On retrouve la même philosophie dans l’établissement du budget. Les chiffres de l’économie italienne ne sont pas bons : une dette publique qui atteint 147 % du PIB, un déficit public de 4,6 % et un taux de croissance de seulement 0,7%. Le tout avec un taux d’inflation qui tourne encore autour des 5 %. Bien entendu, la Commission et les marchés financiers surveillent de près toutes les décisions budgétaires de Rome. Tout en espérant vainement une prolongation de la suspension des critères du Pacte de stabilité, Meloni a choisi de se plier aux contraintes de Bruxelles. Un budget d’austérité donc, mais avec, ici aussi, quelques mesures destinées à satisfaire sa base électorale. Si elle a dû renoncer à la flat tax de 15 % (impôt forfaitaire pour les revenus jusqu’à 85.000 euros) que son allié Mateo Salvini, dont c’était le cheval de bataille, n’a pu imposer, elle a accordé des réductions fiscales aux revenus bas et moyens. De même, elle a pris des dispositions pour annuler les amendes et les dettes fiscales. Et cela, alors que l’Italie occupe la première place des pays industrialisés en matière d’impôts impayés (estimés à 27 % du produit fiscal global). Parallèlement le budget 2024 prévoit de tailler dans les retraites des employés des services publics et de couper dans les dépenses de santé publique. Et en matière d’accession à la retraite, en 2011 la loi Fornero (gouvernement Monti) avait établi dans la douleur l’âge de la retraite à 67 ans.En 2019,le gouvernement Conte 1 avait adopté une mesure provisoire qui prévoyait ce que l’on appelle la «Quota 100». Autrement dit la possibilité de partir à la retraite à 60 ans avec 40 annuités de contribution. Meloni adopte la Quota 103 (62 + 41) avec un durcissement des prestations de retraite. Ici encore, Meloni revient sur ses promesses électorales. Enfin pour convenir à Bruxelles, le budget prévoit aussi un programme de privatisations non encore précisées, mais qui va à l’encontre de la tradition historique plutôt étatiste de l’extrême droite italienne.

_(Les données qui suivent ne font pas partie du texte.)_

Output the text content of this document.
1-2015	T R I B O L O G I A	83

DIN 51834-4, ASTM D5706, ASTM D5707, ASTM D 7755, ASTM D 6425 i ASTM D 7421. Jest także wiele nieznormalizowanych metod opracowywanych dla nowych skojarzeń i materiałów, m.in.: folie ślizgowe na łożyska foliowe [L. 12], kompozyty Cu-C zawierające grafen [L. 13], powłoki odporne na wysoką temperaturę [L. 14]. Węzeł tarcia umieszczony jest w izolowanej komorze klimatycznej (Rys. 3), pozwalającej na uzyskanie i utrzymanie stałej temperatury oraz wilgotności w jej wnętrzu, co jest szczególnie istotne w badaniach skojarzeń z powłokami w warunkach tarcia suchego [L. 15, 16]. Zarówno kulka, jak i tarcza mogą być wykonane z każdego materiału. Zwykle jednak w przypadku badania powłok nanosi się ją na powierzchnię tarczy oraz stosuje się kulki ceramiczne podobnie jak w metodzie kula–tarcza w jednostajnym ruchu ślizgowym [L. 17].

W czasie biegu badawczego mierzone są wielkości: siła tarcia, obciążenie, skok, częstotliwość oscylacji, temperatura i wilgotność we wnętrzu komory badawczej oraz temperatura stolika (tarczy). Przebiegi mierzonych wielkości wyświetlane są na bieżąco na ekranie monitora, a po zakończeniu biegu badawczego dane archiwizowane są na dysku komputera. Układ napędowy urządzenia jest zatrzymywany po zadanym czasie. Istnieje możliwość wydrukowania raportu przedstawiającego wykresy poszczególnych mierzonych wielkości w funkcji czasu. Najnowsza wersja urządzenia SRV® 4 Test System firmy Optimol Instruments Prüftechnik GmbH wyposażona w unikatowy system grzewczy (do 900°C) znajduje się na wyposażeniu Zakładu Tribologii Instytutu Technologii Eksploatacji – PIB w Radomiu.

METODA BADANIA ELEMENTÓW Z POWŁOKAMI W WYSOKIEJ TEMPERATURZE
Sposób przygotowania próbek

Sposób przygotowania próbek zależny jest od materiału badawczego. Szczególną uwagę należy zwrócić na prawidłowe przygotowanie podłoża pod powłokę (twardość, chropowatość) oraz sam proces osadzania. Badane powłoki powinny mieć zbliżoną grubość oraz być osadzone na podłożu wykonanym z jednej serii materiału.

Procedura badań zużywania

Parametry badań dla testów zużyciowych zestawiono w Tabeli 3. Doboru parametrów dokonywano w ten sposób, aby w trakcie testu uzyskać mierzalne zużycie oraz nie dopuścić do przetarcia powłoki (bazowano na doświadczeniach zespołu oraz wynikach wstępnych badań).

Une guerre contre les pauvres
Voilà autant d’éléments, dans le domaine budgétaire, qui témoignent de la conversion libérale des Fratelli d’Italia. Mais il en est deux autres sans doute encore plus significatifs. Il y a d’abord la suppression du revenu de citoyenneté (6) qui avait été instauré par les Cinque Stelle et qui est désormais également défendu par le PD (Parti démocratique,centre-gauche). Avec un certain cynisme, Giorgia Meloni a choisi la date du 1er mai (2023) pour annoncer cette suppression et son remplacement par un «chèque d’insertion» aux conditions d’accès particulièrement drastiques. Il s’agit pour la Première ministre de lutter « contre l’assistanat» et de favoriser l’emploi… Si le montant était insuffisant, le mécanisme imparfait et souvent mal appliqué, il avait néanmoins permis à un million de familles de ne pas sombrer dans la pauvreté absolue. Malgré la modestie de son montant (550 euros par famille), sa suppression entrainera des conséquences sociales catastrophiques. Il faut savoir qu’en 2022, 9,7 % de la population italienne vit dans la pauvreté absolue (7). Ce qui représente 2,18 millions de familles et 5,6 millions de personnes (8). La pauvreté relative touche 11 % de la population, soit 2, 8 millions de familles et 8,6 millions de personnes. De plus, les travailleurs pauvres — ceux dont le salaire ne suffit pas à sortir de la pauvreté — représentaient 14,7 % de la population en 2022. L’Institut National des Statistiques qui fournit ces chiffres estime que le revenu de citoyenneté a permis d’éviter un million de pauvres supplémentaires. Bien entendu,Girogia Meloni n’est pas responsable de cette situation provoquée par des décennies de politiques d’austérité mises en œuvre y compris par les gouvernements auxquels participait le PD. Mais la décision de supprimer le revenu de citoyenneté ne pourra qu’aggraver la situation sociale. De même que son refus d’instaurer un (modeste) salaire minimum de 9 euros de l’heure réclamé par les syndicats, le PD et les Cinque Stelle (ces deux derniers s’étant bien gardés d’instaurer la mesure lorsqu’ils étaient au gouvernement). Pour les syndicats, ce n’est pas une guerre contre la pauvreté, mais une guerre contre les pauvres.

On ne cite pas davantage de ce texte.